I turn the hose on for about 2-1/2 hours once a week (every 5 days if it’s really hot) and the plants are growing great. If you live in a hotter climate, you can add some type of mulch to the soil to help keep the moisture in.
4. Easily harvest the fruit.
The very first cucumbers grown on a trellis will appear at the bottom (like the photo in #3 above), and may be a bit dirty, but once the plants have grown up the trellis a bit more, you will just be able pick just by reaching in, push the leaves aside and grab a perfect, mostly straight fully colored cucumber!
And as they grow taller (the photo above is two weeks later than the picture at the beginning of the post) you might not even have to stoop to pick the fruit!
Although it is really nice that they do take up less space, too.
You will be able to plant the cucumber seeds closer together (I plant about 2 inches apart and then thin to 5-6 inches apart) because you are training the vines up. This of course means you will have a much larger harvest in a smaller space than letting them sprawl on the ground.
But that probably goes without saying, because that’s why we like to grow vegetables vertically. And even though it’s not a part of the “official” 5 reasons to grow cucumbers on a trellis, it’s a pretty good one still, right?
Can you tell I really like growing cucumbers this way?
Do you grow cucumbers on a trellis?

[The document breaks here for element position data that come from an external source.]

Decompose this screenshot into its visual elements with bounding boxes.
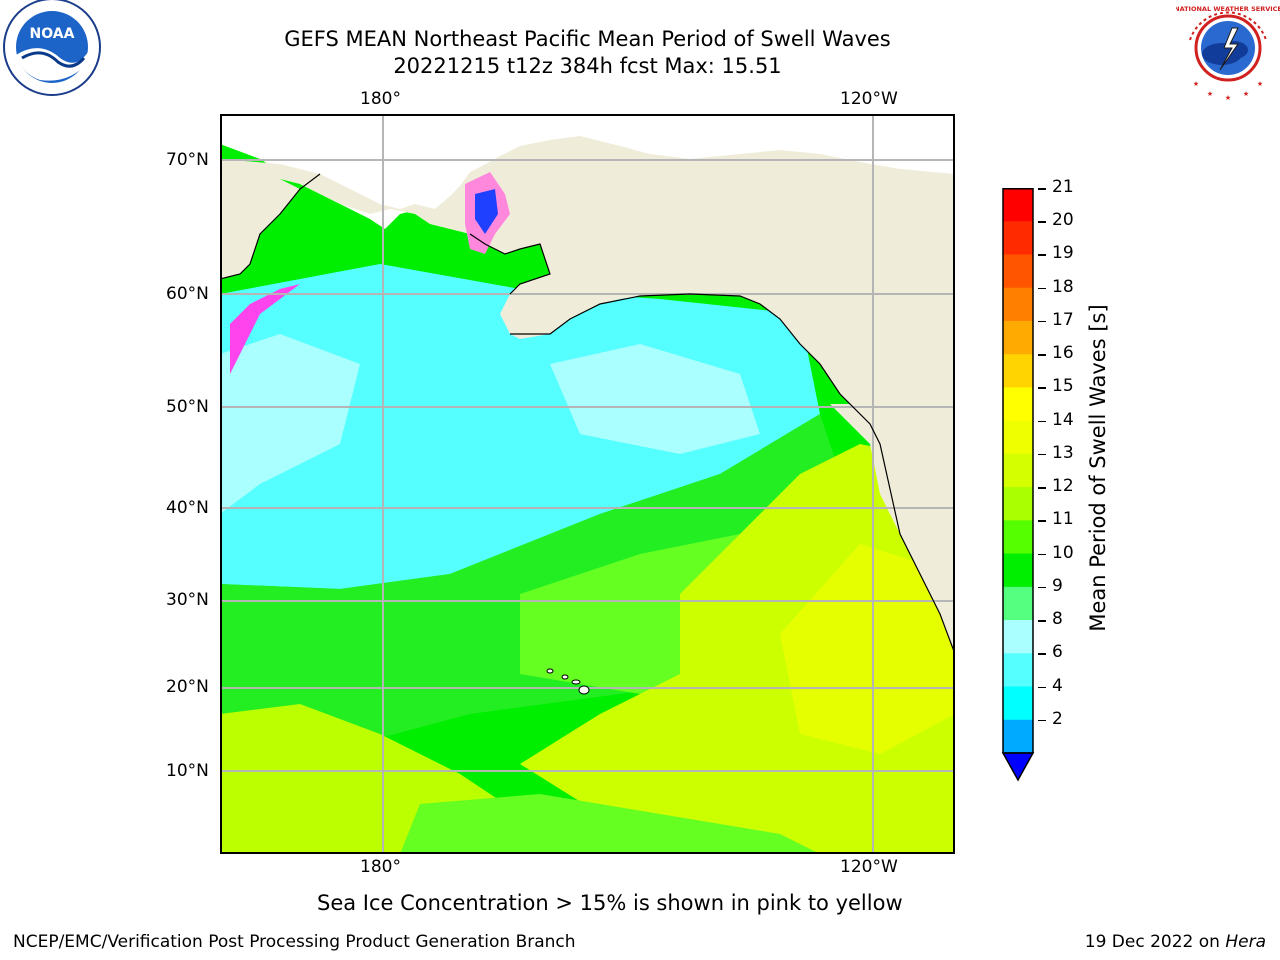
colorbar-swatch <box>1003 188 1033 222</box>
colorbar <box>1000 188 1040 788</box>
colorbar-tick-mark <box>1038 420 1046 423</box>
svg-text:★: ★ <box>1225 94 1231 102</box>
map-panel <box>220 114 955 854</box>
lat-label-60n: 60°N <box>166 284 209 304</box>
lat-label-40n: 40°N <box>166 498 209 518</box>
colorbar-under-arrow <box>1001 752 1035 782</box>
canada-us-coast <box>830 404 955 654</box>
colorbar-swatch <box>1003 553 1033 588</box>
colorbar-swatch <box>1003 387 1033 422</box>
colorbar-tick-label: 8 <box>1052 609 1063 630</box>
colorbar-label: Mean Period of Swell Waves [s] <box>1086 304 1110 632</box>
colorbar-tick-mark <box>1038 453 1046 456</box>
chart-subtitle: 20221215 t12z 384h fcst Max: 15.51 <box>393 54 782 78</box>
swell-zone-9s <box>220 334 360 514</box>
colorbar-tick-mark <box>1038 719 1046 722</box>
colorbar-tick-mark <box>1038 320 1046 323</box>
colorbar-tick-mark <box>1038 653 1046 655</box>
colorbar-tick-mark <box>1038 620 1046 622</box>
colorbar-tick-label: 11 <box>1052 509 1074 530</box>
colorbar-ticks: 21 20 19 18 17 16 15 14 13 12 11 10 9 8 6 4 2 <box>1038 0 1092 960</box>
colorbar-swatch <box>1003 221 1033 255</box>
lon-label-bottom-180: 180° <box>360 857 401 877</box>
lat-label-10n: 10°N <box>166 761 209 781</box>
svg-text:★: ★ <box>1243 90 1249 98</box>
lon-label-bottom-120w: 120°W <box>840 857 898 877</box>
sea-ice-core <box>475 189 498 234</box>
colorbar-swatch <box>1003 320 1033 355</box>
swell-zone-14s <box>780 544 955 754</box>
colorbar-swatch <box>1003 420 1033 455</box>
colorbar-swatch <box>1003 620 1033 654</box>
hawaii-islands <box>546 668 590 695</box>
chart-title: GEFS MEAN Northeast Pacific Mean Period … <box>284 27 891 51</box>
colorbar-tick-label: 19 <box>1052 243 1074 264</box>
nws-logo-icon: ★ ★ ★ ★ ★ NATIONAL WEATHER SERVICE <box>1174 0 1280 104</box>
lat-label-30n: 30°N <box>166 590 209 610</box>
colorbar-swatch <box>1003 520 1033 555</box>
colorbar-tick-label: 12 <box>1052 476 1074 497</box>
colorbar-tick-mark <box>1038 487 1046 489</box>
colorbar-tick-label: 16 <box>1052 343 1074 364</box>
colorbar-swatch <box>1003 453 1033 488</box>
colorbar-tick-mark <box>1038 354 1046 356</box>
colorbar-tick-mark <box>1038 387 1046 389</box>
nws-logo-text: NATIONAL WEATHER SERVICE <box>1176 5 1280 13</box>
svg-text:★: ★ <box>1257 80 1263 88</box>
colorbar-swatch <box>1003 653 1033 688</box>
noaa-logo-icon: NOAA <box>0 0 104 104</box>
lat-label-50n: 50°N <box>166 397 209 417</box>
footer-machine: Hera <box>1225 932 1266 952</box>
colorbar-tick-mark <box>1038 586 1046 589</box>
colorbar-tick-label: 20 <box>1052 210 1074 231</box>
colorbar-tick-label: 17 <box>1052 309 1074 330</box>
lat-label-70n: 70°N <box>166 150 209 170</box>
colorbar-tick-label: 14 <box>1052 409 1074 430</box>
lon-label-top-180: 180° <box>360 89 401 109</box>
footer-left: NCEP/EMC/Verification Post Processing Pr… <box>13 932 576 952</box>
colorbar-tick-label: 15 <box>1052 376 1074 397</box>
svg-text:★: ★ <box>1193 80 1199 88</box>
footer-date: 19 Dec 2022 on <box>1084 932 1226 952</box>
colorbar-tick-mark <box>1038 221 1046 223</box>
colorbar-swatches <box>1001 188 1035 782</box>
colorbar-tick-label: 2 <box>1052 708 1063 729</box>
colorbar-tick-label: 13 <box>1052 442 1074 463</box>
colorbar-tick-label: 4 <box>1052 675 1063 696</box>
siberia-land <box>220 169 300 279</box>
lat-label-20n: 20°N <box>166 677 209 697</box>
colorbar-swatch <box>1003 487 1033 521</box>
map-graticule <box>220 114 955 854</box>
lon-label-top-120w: 120°W <box>840 89 898 109</box>
sea-ice-kamchatka <box>230 284 300 374</box>
colorbar-tick-mark <box>1038 254 1046 256</box>
swell-zone-12s-s <box>400 794 820 854</box>
colorbar-tick-mark <box>1038 520 1046 522</box>
colorbar-swatch <box>1003 586 1033 621</box>
colorbar-swatch <box>1003 254 1033 289</box>
colorbar-border <box>1002 188 1034 754</box>
noaa-logo-text: NOAA <box>30 26 75 42</box>
arctic-ocean <box>220 114 955 229</box>
colorbar-tick-mark <box>1038 686 1046 689</box>
colorbar-swatch <box>1003 719 1033 754</box>
colorbar-tick-mark <box>1038 553 1046 556</box>
colorbar-tick-label: 9 <box>1052 575 1063 596</box>
colorbar-swatch <box>1003 686 1033 721</box>
sea-ice-note: Sea Ice Concentration > 15% is shown in … <box>317 891 903 915</box>
colorbar-swatch <box>1003 354 1033 388</box>
colorbar-swatch <box>1003 287 1033 322</box>
swell-zone-9s-b <box>550 344 760 454</box>
colorbar-tick-label: 10 <box>1052 542 1074 563</box>
colorbar-tick-label: 18 <box>1052 276 1074 297</box>
svg-text:★: ★ <box>1207 90 1213 98</box>
colorbar-tick-mark <box>1038 287 1046 290</box>
colorbar-tick-mark <box>1038 188 1046 190</box>
footer-right: 19 Dec 2022 on Hera <box>1085 932 1266 952</box>
colorbar-tick-label: 6 <box>1052 642 1063 663</box>
swell-period-map <box>220 114 955 854</box>
swell-zone-13-14s <box>520 444 955 854</box>
colorbar-tick-label: 21 <box>1052 177 1074 197</box>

Why or why not?
Update: 2 Cucumber Trellis Options
U-Shaped Rebar with Twine
- Pros: Doesn’t rot so lasts forever; tall; easy to set up (though I had to stand on a bucket to get the twine over the top, lol).
- Cons: Not easy to find this rebar shape (a neighbor gave it to us); bottom straight rebar simply tied on with twine, so rots eventually; large size not as adaptable to raised beds.
Hog or Cattle Panel Trellis (this is what I’m currently using)
- Pros: Easy to find and inexpensive to buy panels and t-posts (we install them just like we do for the tomatoes we shared here); no need to attach (and then remove) twine; fits in a lot of spaces.
- Con: The only one I’ve found so far is that it’s not as easy to train the cukes up the wire panels as it is the twine. One reader told me it just didn’t work, but I’ve not had any issues if I don’t let them grow too much without training (I’m in the garden daily or every other day, so I just take a few minutes to train the stems up).